History repeats itself in Jaén every time the olive harvest campaign appears. Dozens of people, mostly migrants, sleep every night on the street, in the open, due to the lack of public accommodation where they can spend the night while waiting for a job in one of the hundreds of pits scattered across the olive-growing geography. The only response they found when they arrived in this land was the attention they received from social and welfare organizations.
Meanwhile, institutions are stuck in a permanent political fray, unable to respond to a social conflict that repeats itself year after year in this sea of 67 million olive trees. The Junta de Andalucía, which heads the Provincial Migration Forum, has recommended the opening of the municipal network of shelters starting November 17, even though temporary workers began arriving several weeks ago. This situation has caused high migratory pressure in the capital Jaen, the entry point for these workers, which has forced the Municipality to bring forward the opening of municipal resources which, however, remain insufficient.
“The fact that a hundred people are sleeping on the street is shameful and unsustainable. It would be desirable for our public representatives to join forces and put aside sterile debates that do not serve to respond to this undignified situation”, said Fátima Jerez, coordinator of the Cáritas Interparroquial of Jaén. Last night, volunteers from this organization assisted 70 people sheltering in commercial passages, in ATMs, outside the bus station or even in the tunnel of the fairgrounds. Furthermore, in some porticoes of the La Alameda health center, a shantytown has been built for days where at least 40 people take refuge every night.
“We ask that the Andalusian government does not turn its back on the city councils and the most vulnerable people, in this case the migrants who come to work in the most important fruit of the province and where we are co-responsible in giving the best image to our flagship product, our olive oil,” said Jaén’s Social Affairs Councilor, Ángeles Díaz (PSOE).
The Municipality of the capital has already made available the 170 places of the municipal system and there are more than a thousand registered overnight stays, but it does so with its own resources.
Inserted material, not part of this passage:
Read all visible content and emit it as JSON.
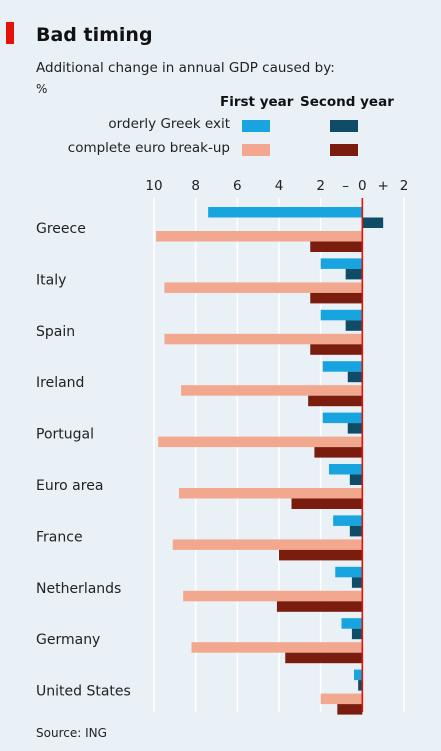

Díaz assures that the Council has established funding for Jaén for 45 days of operation when in reality there are 90. But of these 45 days, the Andalusian Government finances only 60%, which is why “it puts the municipalities on the brink of suffocation, because the funding does not cover real needs”.
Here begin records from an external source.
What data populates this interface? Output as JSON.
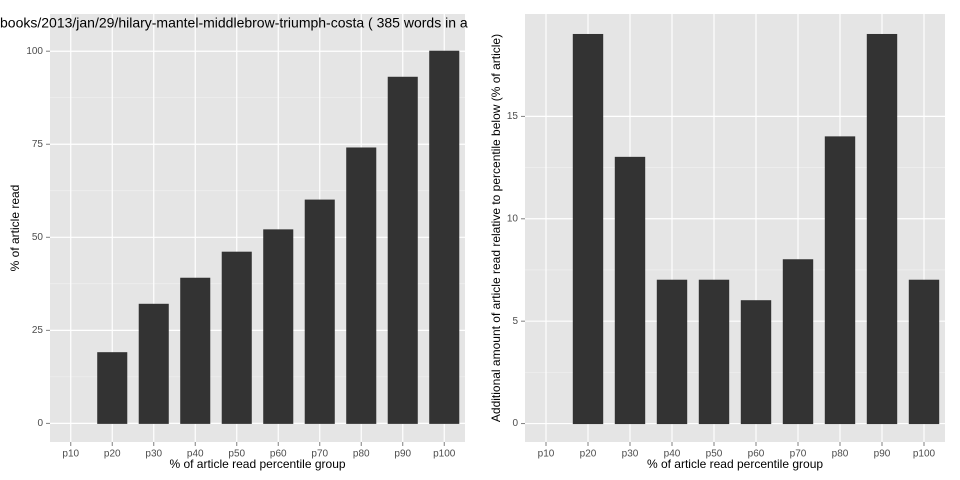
{
  "chart_data": [
    {
      "type": "bar",
      "title": "books/2013/jan/29/hilary-mantel-middlebrow-triumph-costa ( 385 words in a",
      "x_label": "% of article read percentile group",
      "y_label": "% of article read",
      "categories": [
        "p10",
        "p20",
        "p30",
        "p40",
        "p50",
        "p60",
        "p70",
        "p80",
        "p90",
        "p100"
      ],
      "values": [
        0,
        19,
        32,
        39,
        46,
        52,
        60,
        74,
        93,
        100
      ],
      "color": "#333333",
      "ylim": [
        -5,
        110
      ],
      "yticks": [
        0,
        25,
        50,
        75,
        100
      ],
      "grid": true
    },
    {
      "type": "bar",
      "x_label": "% of article read percentile group",
      "y_label": "Additional amount of article read relative to percentile below (% of article)",
      "categories": [
        "p10",
        "p20",
        "p30",
        "p40",
        "p50",
        "p60",
        "p70",
        "p80",
        "p90",
        "p100"
      ],
      "values": [
        0,
        19,
        13,
        7,
        7,
        6,
        8,
        14,
        19,
        7
      ],
      "color": "#333333",
      "ylim": [
        -0.9,
        20
      ],
      "yticks": [
        0,
        5,
        10,
        15
      ],
      "grid": true
    }
  ]
}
The PSOE has urgently gathered its mayors to address this social conflict which threatens to worsen with the arrival of new temporary workers in the coming days. “It cannot be that the Council abandons the municipal councils with a decrease in funding that is already repeated every year. Last year the province received 460,000 euros for shelters and this year 422,000. Jaén is one of the most penalized by this cut together with Huelva and Almería, which is striking because they are the provinces that historically have had the greatest number of agricultural campaigns”, complained Ángeles Díaz, also Secretary of Social Policies. The policies of the PSOE. jiennense.
The Department for Social Inclusion, Youth, Family and Equality of the Junta de Andalucía, under the PP government, reacted by announcing 200 overnight stays in two hotels in the capital, in collaboration with the Jaén Acoge institution, to accommodate seasonal workers who have been sleeping on the streets in recent days. The territorial delegate, Ángela Hidalgo, explained that this is an extraordinary measure, characterized by the arrival of seasonal workers in the capital before the start of the pit due to the early completion of the harvest in Castilla-La Mancha. And Hidalgo adds that this problem is being responded to in the capital Jaén, “a specific case to which we provide a solution despite the fact that it is not a regional jurisdiction, but a municipal one”.

The Municipality of Úbeda has also activated an emergency device to welcome seasonal workers from the olive-growing countryside and thus prevent these people from sleeping on the streets. The measure was accelerated due to the forecast of low temperatures in the coming days and the fact that the provincial reception network will not open its doors until at least November 17.
This year, the province of Jaén has 14 shelters for temporary olive workers, a network that was a pioneer at the time in providing assistance to migrants seeking work in agriculture. These hostels, where users can stay for up to four nights, offer a total of 557 places, but the Council has recommended that municipalities open from 17 to 21 November.
Last season there were more than 5,000 users of temporary shelters in the province, including 2,000 in the capital Jaén, and more than 12,000 overnight stays were registered. Every year, the Provincial Immigration Forum sends the message that the arrival of foreign workers is unnecessary, given the existence of more than 35,000 unemployed in the province of Jaén and because drought has reduced harvests in recent seasons. But migrants ignore these messages and go year after year to a province where, according to the capacity of the Ministry of Agriculture, 3.8 million wages are expected for the olive harvest.
“Looking the other way and clinging to pre-established deadlines is not the response that, as a society, we expect from our public representatives. We must guarantee the dignified treatment that every person deserves,” says Fátima Jerez, head of Cáritas of Jaén. Other organizations present at the Migration Forum ask to update the current reception model and, above all, to review its openness. They argue that the olive growing season is being brought forward more each year due to the boom in early harvest oils, which begin to be harvested in mid-October.